Hemp production in the US has the potential to create tens of thousands of new jobs across multiple sectors. With $1.2 billion in revenues in 2019, the hemp industry has created jobs in agriculture, processing, manufacturing and is estimated to double by 2022 to $2.6 billion (5). In addition, the industry will provide jobs in the areas of law, retail, transportation, research, marketing, IT, banking and government regulation.

4. Increase in State Revenue

As mentioned earlier, the hemp market has generated millions of dollars in revenue. And according to the USDA, US hemp sales could increase as much as $25 million in 2020 and by more than $100 million by 2022 (3). Under the 2014 hemp pilot programs in various states, US industrial hemp acreage increased from zero in 2013 to over 90,000 acres in 2018, the largest US hemp acreage since the 146,200 acres planted in during WWII. (4). For example, in Montana, approximately 22,000 acres of hemp was planted in 2018, and in 2019, 51,000 acres were planted, with 279 hemp licenses issued in 2019 and 235 of those growers successful in producing hemp (6).
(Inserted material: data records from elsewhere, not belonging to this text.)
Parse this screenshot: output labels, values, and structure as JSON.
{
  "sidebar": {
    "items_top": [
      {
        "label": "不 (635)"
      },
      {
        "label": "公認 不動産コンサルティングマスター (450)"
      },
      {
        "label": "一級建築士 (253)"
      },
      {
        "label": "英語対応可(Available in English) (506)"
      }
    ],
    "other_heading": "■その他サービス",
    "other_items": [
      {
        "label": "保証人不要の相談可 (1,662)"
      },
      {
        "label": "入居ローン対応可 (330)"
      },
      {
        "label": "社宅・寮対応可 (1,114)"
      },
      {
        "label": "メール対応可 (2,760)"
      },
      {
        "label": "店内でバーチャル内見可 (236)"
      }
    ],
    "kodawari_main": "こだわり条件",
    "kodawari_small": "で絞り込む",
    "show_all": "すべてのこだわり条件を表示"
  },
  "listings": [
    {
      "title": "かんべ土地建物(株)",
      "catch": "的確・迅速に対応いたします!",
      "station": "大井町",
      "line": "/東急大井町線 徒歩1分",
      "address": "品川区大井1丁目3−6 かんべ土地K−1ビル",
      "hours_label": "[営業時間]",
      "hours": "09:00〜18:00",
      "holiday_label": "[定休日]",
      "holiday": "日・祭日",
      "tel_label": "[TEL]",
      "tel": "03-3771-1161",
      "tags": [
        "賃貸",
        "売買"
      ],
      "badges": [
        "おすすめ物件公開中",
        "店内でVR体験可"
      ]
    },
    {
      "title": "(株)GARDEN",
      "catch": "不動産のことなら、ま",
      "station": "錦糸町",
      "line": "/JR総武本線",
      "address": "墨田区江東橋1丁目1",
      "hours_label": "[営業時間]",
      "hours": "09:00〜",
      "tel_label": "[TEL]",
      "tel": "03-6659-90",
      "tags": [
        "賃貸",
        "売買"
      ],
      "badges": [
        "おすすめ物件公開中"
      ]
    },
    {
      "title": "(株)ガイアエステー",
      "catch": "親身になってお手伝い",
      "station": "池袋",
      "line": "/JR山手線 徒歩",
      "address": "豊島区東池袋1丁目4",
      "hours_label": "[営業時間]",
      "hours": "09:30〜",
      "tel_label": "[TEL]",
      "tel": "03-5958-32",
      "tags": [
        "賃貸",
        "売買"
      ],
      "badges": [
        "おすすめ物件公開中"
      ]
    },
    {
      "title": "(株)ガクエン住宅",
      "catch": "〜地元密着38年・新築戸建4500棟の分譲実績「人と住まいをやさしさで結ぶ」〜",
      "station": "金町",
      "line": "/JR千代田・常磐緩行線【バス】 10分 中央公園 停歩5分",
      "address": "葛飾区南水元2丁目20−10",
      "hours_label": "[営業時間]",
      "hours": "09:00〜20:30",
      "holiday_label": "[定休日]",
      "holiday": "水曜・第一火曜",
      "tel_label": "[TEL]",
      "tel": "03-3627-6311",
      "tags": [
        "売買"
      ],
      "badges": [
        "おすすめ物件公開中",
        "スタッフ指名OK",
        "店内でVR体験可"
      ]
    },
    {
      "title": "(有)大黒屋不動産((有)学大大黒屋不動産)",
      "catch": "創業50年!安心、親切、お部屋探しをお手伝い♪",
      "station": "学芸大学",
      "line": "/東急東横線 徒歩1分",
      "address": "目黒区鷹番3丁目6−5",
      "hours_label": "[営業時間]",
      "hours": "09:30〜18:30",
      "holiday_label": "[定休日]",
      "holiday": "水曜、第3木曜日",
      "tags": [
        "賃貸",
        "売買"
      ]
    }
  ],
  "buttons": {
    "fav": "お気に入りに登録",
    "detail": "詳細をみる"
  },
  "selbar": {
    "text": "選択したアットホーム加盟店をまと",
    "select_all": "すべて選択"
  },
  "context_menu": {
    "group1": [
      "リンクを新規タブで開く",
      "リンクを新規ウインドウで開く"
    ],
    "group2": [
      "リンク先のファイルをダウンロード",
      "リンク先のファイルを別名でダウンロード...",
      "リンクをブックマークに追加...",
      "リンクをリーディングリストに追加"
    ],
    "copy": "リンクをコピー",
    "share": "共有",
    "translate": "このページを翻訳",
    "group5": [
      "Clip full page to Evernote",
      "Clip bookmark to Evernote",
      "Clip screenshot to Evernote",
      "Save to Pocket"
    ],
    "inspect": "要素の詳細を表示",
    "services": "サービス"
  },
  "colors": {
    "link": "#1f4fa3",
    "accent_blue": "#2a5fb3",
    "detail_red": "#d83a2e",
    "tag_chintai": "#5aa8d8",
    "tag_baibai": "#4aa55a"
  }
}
As of today, 46 states produce hemp, and according to the Hemp Business Journal, the US hemp industry produced over $1 billion in 2018, with an expected 14% annual growth rate through 2022. (7) Unlike other cash crops, hemp offers a sustainability, durability, and a multitude of uses.

5. Low Cost, Low Input Farming

It’s well-known that the marijuana industry has been an economic boon for many states, and although it’s production requires less than an acre per operation, industrial hemp offers much more market opportunity. Industrial hemp does require a lot of acreage, but it’s cheaper to grow than marijuana and producers don’t need to worry about all of the regulations surrounding marijuana. Producers can grow hemp in large open fields like other crops such as corn and alfalfa. The good news is that hemp requires less water than corn and other crops, and can tolerate a variety of soils and temperatures. It also requires little or no pesticides, and grows very fast, from 20-100 feet in as little as 100 days (8). That means less input costs for the producer. Also, hemp growers can use existing farm machinery to plant and harvest hemp, but given that hemp is a very fibrous and bushy plant, producers may need to develop modifications, or purchase attachments to prevent clogging of machinery.

6. Cheaper Material for Construction

Hemp-based construction materials are stronger, lighter and durable, as well as more environmentally friendly than traditional construction materials. A material called “hempcrete” can take the place of fiberglass and sheet rock, and can easily be added around supporting timber frames. Hemp building materials are renewable, carbon-negative and non-toxic, unlike popular construction materials that require expensive processing. Also, hemp building materials are cheaper than steel or concrete blocks. A study by the Colorado Hemp project estimates that hemp construction costs range around $7,000 per square foot, as opposed to block-and-steel that runs $8,500-$10,000 per square foot (9).

7. Sustainable and Low-Cost Fuel Alternative

Industrial hemp can be an alternative for non-renewable energy sources, and studies suggest that it is about five times cheaper than gasoline. For example, hemp ethanol could be produced for $1.37 per gallon, and with tax credits and future technological improvements could further reduce the cost per gallon. It’s potential use for biodeisel and ethanol fuels make it an ideal renewable alternative to gas and oil (10).


1. Annual Hemp and CBD Industry Factbook. 2019,
2. Industrial Hemp. Agricultural Marketing and Resource Center. 2019. .
3. Industrial Hemp Policy 101. Renée Johnson Specialist in Agricultural Policy, June 22, 2019. .
4. Industrial Hemp Market Size, Share & Trends Analysis Report By Product (Seeds, Fiber,Shives), By Application (Animal Care, Textiles, Food & Beverages, Personal Care), And Segment Forecasts, 2020 – 2027. .
5. Woods, Bob. Newly Legalized Hemp Industry Set to Create Jobs Boom in the US. May25, 2019. .
6. Rose, Morgan. 2019 a Huge Year for Montana Hemp. Oct 25, 2019. .
7. Even Brighter Future Projected for Global Cannabis Markets. May 20, 2019. .
8. Weisner, Matt. Could Hemp be a Lifeline for Struggling Farmers? May 25, 2018. .
9. Colorado Hemp Project. .
10. Kin, Annie. Hemp Ethanol is Five Times Cheaper than Gasoline. August 2, 2019.